Page 1 of 2

reduced (single) alert for one location with many devices

Posted: Wed Jul 20, 2011 2:34 pm
by pnewlon
*** How do I know whether to post questions in this forum or in the general forum? As a customer, do I by default use this one?


I have 34 locations (remote, connected via broadband and VPN tunnels). At each location there are approximately 18 devices (+/- a few) with 2-3 services defined for each device. If the broadband connection goes down for a given remote location, I get 'critical' messages for ALL the services Nagios cannot get to. I turned off all host notifications which reduced resultant email deluge a bit, and turned re-notification down to 8 hours but it is still a pretty big load of email notices to read on a blackberry when 2-3 locations are down for a day or so.

Is there a way to consolidate the devices into a single alert? I thought about using check_cluster but I would get a cluster alert for any single device/service down at a location. When the broadband connection is up, it is nice to only get a specific alert about a single device/service. I have the ability to monitor the router connecting the remote location, though I am not now doing it. If I defined the router (host / service) is there a way to say 'if you can't get to this device, refrain from alerting about all the devices behind it'?

Thanks! Phil

Re: reduced (single) alert for one location with many device

Posted: Thu Jul 21, 2011 12:28 pm
by mguthrie
Moved to Nagios XI Customer Forum....

Re: reduced (single) alert for one location with many device

Posted: Thu Jul 21, 2011 12:33 pm
by mguthrie
What you'll probably want to do is set up host/service dependencies. The following docs are from the Core manual, but they outline the logic fairly well.

http://nagios.sourceforge.net/docs/3_0/ ... ility.html
http://nagios.sourceforge.net/docs/3_0/ ... ncies.html

This might also be a handy tool for you:
http://exchange.nagios.org/directory/Ad ... nt/details

Re: reduced (single) alert for one location with many device

Posted: Fri Jul 22, 2011 6:15 am
by pnewlon
thank you. i will give it a go on monday phil

Re: reduced (single) alert for one location with many device

Posted: Wed Aug 24, 2011 12:53 pm
by pnewlon
Mark - I've finally gotten back to working on this issue this week.

- I created hosts for the router at each location
- I made the router the parent of each host behind it
- I created host dependencies for each host so that it depended on the router and checks/alerts would be disabled if the host is down

Today the router connecting site 2622 went down (critical) and I got alerts from all the devices (services) behind it as they went 'critical' instead of 'unreachable' :( The hosts show green because I am using 'check_dummy' for all hosts but the routers and set 'Ping' up as a service on each host.

Image

Take 02622_OB04-DSP for example, the parent is 02622_RTR

Image

You can also see that it is a 'dependent host'

Image

Depending on host 'o2622_RTR'

Image

Re: reduced (single) alert for one location with many device

Posted: Thu Aug 25, 2011 10:23 am
by nscott
pnewlon,

I see they say critical, are you getting notifications for all of them even though the parent is down. The children will show critical/unreachable status, but will not send notifications. Are you receiving notifications for them?

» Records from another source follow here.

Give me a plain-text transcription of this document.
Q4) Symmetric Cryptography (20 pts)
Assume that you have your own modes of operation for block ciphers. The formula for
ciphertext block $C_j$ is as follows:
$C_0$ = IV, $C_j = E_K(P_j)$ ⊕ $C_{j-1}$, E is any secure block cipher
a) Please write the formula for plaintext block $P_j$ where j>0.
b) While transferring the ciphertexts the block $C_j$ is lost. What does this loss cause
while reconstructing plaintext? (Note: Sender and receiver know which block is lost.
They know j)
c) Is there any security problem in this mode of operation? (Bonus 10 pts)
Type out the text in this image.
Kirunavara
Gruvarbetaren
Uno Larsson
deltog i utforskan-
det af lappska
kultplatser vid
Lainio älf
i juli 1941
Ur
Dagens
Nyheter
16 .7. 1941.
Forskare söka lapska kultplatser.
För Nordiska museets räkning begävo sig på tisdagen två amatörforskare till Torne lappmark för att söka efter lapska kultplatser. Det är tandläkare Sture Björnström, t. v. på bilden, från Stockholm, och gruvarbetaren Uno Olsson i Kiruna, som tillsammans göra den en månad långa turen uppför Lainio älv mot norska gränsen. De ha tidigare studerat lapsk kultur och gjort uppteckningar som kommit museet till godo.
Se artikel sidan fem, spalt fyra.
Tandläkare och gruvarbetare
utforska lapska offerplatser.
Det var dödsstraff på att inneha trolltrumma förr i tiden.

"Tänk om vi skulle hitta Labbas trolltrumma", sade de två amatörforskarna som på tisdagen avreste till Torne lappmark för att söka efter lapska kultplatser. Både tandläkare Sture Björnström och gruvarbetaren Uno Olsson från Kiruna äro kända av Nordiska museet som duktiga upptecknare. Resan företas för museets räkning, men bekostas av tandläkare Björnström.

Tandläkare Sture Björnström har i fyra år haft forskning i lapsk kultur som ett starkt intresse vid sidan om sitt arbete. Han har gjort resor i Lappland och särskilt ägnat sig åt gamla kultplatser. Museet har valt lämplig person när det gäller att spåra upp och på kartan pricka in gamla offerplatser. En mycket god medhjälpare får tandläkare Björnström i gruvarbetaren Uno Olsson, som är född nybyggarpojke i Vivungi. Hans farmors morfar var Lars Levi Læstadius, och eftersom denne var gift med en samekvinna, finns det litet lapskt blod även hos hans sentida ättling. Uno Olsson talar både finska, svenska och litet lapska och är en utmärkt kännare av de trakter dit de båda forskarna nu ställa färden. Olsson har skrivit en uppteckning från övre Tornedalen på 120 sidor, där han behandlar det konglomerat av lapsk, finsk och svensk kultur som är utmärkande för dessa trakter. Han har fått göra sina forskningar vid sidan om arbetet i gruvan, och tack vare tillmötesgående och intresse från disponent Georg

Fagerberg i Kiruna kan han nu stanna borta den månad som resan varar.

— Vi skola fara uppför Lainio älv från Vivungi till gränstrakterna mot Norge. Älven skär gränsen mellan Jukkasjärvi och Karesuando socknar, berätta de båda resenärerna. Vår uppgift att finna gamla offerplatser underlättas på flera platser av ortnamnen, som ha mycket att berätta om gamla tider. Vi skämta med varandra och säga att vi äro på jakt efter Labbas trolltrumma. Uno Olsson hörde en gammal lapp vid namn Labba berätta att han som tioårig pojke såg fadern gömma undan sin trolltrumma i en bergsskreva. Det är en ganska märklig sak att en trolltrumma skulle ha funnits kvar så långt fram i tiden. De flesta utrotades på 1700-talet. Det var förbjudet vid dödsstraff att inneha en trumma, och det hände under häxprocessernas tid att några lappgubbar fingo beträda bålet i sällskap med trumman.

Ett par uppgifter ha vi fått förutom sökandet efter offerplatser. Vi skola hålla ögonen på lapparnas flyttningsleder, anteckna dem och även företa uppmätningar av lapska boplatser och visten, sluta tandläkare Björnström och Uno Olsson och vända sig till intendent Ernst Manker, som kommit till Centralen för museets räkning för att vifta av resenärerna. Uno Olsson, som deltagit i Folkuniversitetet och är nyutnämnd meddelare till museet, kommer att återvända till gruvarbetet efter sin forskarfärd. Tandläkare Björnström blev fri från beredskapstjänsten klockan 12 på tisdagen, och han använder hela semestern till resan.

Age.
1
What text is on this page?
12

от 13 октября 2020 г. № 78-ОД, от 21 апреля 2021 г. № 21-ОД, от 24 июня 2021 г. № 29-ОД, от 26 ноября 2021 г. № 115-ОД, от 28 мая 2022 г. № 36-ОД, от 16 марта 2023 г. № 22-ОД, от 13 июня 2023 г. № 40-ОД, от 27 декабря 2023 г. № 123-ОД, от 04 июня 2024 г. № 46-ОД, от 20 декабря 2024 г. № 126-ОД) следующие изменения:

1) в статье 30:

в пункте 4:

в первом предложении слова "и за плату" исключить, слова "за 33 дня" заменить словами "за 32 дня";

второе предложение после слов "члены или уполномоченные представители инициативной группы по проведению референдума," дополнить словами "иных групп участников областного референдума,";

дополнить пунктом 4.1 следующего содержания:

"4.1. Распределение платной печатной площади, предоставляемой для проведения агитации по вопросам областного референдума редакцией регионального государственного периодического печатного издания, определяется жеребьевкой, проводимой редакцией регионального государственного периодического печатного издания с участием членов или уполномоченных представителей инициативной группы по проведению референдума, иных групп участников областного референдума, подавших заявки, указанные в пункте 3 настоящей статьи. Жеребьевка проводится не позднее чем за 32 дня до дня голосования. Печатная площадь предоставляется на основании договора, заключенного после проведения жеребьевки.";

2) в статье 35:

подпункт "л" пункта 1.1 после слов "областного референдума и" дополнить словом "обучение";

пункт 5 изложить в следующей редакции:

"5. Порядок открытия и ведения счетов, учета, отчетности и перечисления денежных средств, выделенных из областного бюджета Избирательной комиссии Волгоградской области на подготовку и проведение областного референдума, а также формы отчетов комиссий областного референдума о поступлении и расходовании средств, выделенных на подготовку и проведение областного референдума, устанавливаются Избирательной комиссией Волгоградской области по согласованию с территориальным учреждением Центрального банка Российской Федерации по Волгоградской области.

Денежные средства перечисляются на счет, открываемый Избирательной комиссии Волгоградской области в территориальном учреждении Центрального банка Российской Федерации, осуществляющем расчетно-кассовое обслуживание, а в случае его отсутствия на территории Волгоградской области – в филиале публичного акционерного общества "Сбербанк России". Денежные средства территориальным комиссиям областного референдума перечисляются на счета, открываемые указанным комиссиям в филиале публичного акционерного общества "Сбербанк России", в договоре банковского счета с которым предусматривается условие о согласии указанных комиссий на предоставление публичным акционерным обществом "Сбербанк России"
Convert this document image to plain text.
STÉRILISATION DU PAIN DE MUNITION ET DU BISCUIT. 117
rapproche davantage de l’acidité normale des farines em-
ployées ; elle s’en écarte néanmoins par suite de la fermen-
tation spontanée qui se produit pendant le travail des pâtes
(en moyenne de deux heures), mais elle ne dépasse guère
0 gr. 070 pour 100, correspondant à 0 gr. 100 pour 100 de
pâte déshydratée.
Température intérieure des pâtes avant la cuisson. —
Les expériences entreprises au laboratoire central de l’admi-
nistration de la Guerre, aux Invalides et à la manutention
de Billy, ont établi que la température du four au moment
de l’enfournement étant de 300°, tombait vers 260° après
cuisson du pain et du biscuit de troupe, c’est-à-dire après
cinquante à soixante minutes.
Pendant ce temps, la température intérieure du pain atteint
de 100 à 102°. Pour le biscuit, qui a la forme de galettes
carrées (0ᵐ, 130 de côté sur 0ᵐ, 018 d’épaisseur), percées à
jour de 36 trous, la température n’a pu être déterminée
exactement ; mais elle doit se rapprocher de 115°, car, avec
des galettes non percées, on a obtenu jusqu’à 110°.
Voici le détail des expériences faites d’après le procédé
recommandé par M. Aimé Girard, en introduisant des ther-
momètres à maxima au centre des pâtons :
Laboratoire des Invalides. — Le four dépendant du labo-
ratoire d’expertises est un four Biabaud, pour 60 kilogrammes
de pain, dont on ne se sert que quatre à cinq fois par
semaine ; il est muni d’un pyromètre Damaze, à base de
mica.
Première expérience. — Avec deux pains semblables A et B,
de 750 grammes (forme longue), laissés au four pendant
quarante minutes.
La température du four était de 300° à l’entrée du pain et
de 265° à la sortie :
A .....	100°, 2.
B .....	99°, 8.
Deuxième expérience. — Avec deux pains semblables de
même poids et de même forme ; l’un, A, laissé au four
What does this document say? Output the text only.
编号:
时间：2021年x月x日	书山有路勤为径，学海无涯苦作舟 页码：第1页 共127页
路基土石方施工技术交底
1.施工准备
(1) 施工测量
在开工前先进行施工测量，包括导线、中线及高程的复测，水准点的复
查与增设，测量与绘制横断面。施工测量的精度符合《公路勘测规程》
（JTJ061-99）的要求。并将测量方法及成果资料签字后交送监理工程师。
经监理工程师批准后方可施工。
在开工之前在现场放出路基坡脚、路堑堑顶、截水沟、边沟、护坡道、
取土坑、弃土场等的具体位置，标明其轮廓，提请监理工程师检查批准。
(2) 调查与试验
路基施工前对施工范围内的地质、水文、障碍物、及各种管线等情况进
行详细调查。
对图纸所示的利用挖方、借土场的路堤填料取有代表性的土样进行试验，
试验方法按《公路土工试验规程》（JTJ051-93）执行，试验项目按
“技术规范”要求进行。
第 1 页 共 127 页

Re: reduced (single) alert for one location with many device

Posted: Thu Aug 25, 2011 10:59 am
by pnewlon
"Today the router connecting site 2622 went down (critical) and I got alerts from all the devices (services) behind it as they went 'critical' instead of 'unreachable' The hosts show green because I am using 'check_dummy' for all hosts but the routers and set 'Ping' up as a service on each host."

Yes, unfortunately I am - not HOST alerts but SERVICE alerts. I thought I had my belt and suspenders on by creating the parent/child relationship as well as the host dependencies. From how I read the docs, the parent/child relationship stops the HOST alerts and the host dependency configuration stops the active service checks on the dependent hosts which should stop the SERVICE alerts.

Re: reduced (single) alert for one location with many device

Posted: Thu Aug 25, 2011 11:18 am
by nscott
I think the issue here is that Nagios things that the hosts are actually still up, and so is going through and testing the services, which it is finding down, and since the host is up, it sends the service alert. I would suggest changing the check_command on one hosts to reflect its down status. If that resolves your issue than that is issue.

Re: reduced (single) alert for one location with many device

Posted: Thu Aug 25, 2011 3:51 pm
by pnewlon
It doesn't change the 'status' - it remains OK. However, it does stop checking and does not send alerts so that is good. Wonder why, since the services are no longer actively checked that the status doesn't go to 'unknown' or some other relevant status. OK is not relevant when the status of the service is really unknown due to not being checked.

Re: reduced (single) alert for one location with many device

Posted: Fri Aug 26, 2011 9:35 am
by nscott
Thats a good point, i'll look into that. But are your problems resolved?